Taking care of kids every day challenges us to find time and energy to write. And not only those two essential items but the creative mindset to dive in and immerse yourself in your writing. To bring the ideas which have been percolating to life. To fold in those additional details you’ve realized are missing.
Years ago, one of the best times for me to brainstorm about my writing was during my drive to and from my acupuncture clinic. I would have forty minutes to think about my characters or strategize my plot or plan out a scene’s dialogue. But that changed when my third child was born. I had to leave my acupuncture practice. Uninterrupted time became a luxury. I could no longer rely on it being there every day.
Parents aren’t the only ones who face these types of challenges. More time and energy for our passions is nearly universal, and the desire for more of either will likely never change for most of us. But what can change are our perceptions. What can change is the development of qualities in ourselves which can maximize the time and energy we do have.

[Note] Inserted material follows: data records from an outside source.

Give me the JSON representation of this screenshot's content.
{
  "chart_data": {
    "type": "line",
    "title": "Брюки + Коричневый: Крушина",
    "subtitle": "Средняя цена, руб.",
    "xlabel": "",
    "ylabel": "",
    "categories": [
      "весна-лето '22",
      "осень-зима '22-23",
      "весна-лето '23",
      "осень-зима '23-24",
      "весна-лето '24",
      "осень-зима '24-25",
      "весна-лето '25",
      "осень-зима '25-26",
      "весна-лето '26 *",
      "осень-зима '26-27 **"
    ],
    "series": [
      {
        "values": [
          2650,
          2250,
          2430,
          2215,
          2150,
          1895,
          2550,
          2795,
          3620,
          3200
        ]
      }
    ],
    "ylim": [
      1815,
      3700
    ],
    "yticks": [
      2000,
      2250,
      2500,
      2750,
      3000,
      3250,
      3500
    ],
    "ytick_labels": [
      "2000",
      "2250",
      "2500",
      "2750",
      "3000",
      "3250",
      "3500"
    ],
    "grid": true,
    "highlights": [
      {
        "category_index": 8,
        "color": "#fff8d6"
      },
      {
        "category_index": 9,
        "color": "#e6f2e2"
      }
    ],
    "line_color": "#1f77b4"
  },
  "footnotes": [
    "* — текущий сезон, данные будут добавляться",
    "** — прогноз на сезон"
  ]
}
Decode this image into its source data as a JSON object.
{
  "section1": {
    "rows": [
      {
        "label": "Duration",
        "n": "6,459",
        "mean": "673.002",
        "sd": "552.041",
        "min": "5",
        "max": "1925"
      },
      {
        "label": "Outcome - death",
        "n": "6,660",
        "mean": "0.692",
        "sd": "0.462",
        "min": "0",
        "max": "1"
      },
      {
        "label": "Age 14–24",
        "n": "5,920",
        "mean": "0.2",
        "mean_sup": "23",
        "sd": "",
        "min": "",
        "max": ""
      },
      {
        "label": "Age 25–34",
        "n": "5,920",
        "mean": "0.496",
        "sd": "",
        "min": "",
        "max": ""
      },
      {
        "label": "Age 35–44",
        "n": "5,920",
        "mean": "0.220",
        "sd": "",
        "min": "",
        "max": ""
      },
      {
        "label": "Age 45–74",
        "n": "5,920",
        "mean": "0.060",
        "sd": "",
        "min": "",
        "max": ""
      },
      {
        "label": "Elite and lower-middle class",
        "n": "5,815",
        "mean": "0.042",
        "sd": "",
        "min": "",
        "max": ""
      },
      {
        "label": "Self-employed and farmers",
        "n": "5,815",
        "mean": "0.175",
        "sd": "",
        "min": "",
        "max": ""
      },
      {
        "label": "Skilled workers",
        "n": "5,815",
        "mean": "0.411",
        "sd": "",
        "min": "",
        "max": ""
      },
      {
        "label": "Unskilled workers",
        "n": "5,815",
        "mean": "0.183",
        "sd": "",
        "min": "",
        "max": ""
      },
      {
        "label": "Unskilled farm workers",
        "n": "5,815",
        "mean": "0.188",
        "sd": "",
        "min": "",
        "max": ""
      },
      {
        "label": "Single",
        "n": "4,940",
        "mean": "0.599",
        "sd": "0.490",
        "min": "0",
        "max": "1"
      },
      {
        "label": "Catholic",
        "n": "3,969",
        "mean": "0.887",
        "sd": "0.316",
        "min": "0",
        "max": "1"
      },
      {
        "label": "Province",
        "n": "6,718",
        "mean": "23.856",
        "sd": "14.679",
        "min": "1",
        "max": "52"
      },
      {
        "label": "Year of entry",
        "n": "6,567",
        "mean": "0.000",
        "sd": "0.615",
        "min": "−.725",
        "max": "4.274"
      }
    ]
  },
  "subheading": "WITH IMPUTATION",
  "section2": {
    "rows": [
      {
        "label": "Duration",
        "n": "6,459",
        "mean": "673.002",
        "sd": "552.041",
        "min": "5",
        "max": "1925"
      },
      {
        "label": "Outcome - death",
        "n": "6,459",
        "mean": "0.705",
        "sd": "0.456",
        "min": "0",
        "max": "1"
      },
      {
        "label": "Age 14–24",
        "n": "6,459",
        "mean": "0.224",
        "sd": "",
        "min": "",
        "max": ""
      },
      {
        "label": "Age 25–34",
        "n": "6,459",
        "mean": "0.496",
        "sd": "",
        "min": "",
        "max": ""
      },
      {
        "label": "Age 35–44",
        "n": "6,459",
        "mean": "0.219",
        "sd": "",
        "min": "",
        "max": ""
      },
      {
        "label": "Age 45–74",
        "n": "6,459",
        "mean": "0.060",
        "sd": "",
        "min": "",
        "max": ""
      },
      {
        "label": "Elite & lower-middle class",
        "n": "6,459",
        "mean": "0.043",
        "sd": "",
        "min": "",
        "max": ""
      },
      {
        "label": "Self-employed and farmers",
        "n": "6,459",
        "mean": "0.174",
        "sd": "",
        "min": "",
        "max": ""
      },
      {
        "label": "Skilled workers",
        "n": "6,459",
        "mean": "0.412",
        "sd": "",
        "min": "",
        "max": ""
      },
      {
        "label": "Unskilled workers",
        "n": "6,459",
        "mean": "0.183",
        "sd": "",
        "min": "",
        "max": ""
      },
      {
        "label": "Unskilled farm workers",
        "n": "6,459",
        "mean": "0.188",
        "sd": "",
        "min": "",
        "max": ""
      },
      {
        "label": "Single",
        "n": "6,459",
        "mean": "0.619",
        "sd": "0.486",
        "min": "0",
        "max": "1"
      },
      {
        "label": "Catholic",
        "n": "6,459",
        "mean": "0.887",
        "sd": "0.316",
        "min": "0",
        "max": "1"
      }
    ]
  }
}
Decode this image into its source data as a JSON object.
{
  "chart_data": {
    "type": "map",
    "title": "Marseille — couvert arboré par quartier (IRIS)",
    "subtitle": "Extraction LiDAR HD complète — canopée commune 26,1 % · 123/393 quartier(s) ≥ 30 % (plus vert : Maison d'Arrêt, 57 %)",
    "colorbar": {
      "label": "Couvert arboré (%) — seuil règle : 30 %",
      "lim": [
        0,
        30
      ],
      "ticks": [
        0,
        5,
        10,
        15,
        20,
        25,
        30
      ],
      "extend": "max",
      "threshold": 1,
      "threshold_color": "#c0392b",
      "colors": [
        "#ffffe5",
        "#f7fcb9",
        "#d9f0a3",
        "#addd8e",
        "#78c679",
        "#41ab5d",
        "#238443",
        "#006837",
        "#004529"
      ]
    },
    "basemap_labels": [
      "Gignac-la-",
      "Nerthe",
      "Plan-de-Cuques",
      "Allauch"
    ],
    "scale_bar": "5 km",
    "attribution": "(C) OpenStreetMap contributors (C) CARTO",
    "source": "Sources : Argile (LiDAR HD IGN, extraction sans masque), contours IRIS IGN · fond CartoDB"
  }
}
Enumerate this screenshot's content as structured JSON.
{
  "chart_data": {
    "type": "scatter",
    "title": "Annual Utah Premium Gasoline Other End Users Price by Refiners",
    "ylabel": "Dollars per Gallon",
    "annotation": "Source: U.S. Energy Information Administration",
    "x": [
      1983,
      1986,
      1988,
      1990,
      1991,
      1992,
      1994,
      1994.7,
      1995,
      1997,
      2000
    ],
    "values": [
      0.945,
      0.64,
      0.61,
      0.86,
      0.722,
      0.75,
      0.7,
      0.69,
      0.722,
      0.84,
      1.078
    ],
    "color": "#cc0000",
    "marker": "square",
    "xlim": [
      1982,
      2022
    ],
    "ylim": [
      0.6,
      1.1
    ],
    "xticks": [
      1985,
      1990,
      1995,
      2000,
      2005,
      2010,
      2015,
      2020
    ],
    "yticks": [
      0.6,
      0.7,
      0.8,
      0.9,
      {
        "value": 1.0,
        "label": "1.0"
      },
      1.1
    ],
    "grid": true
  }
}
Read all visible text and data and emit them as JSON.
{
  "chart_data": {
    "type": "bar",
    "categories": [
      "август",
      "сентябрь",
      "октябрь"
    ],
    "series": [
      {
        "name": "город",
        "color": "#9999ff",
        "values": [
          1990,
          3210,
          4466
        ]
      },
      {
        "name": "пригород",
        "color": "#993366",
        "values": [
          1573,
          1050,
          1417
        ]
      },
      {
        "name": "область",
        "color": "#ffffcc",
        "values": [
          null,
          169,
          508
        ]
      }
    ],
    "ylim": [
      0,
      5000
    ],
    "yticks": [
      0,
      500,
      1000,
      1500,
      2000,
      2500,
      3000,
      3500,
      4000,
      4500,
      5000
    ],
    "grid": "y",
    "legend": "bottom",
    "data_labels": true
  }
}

I’ve discovered over the last decade that taking care of kids requires a shift in mind-set. Patience and adaptability are key. These qualities have also helped me with my writing. I have learned to be more patient and realistic in what I can accomplish. I’ve become more adaptable and flexible about my goals. Changing goals that aren’t working. Making notes and developing ideas when I find a moment. Its not a forty minute car ride of peaceful contemplation, but it still can work.
Being a parent also involves learning how to care for yourself better or you will soon run on empty. Learning to be kinder to myself has translated to my writing. Sometimes, I’m too tired. My mind and spirit need to rest. Sometimes, I need encouragement and acknowledging improvements to a scene or piece of dialogue will lift me up. Self-care, physically and mentally, is invaluable for better writing. And of course, in life too!
But parenthood has also firmed my resolve. When you have to lay down the law with your kids every day, you learn to lay down laws for yourself. Writing needs to be a part of my life. These books are part of my dream. I have learned to ask for time. To speak out about its importance to me.
Becoming a parent was the best thing that could have happened to me and my writing. I genuinely value the qualities I have developed and how they have improved my perception of time and energy and my overall well-being. And who knows, maybe I’ll get to write a blog one day about how my kids helped me get my first book published. With parenthood and writing, anything is possible.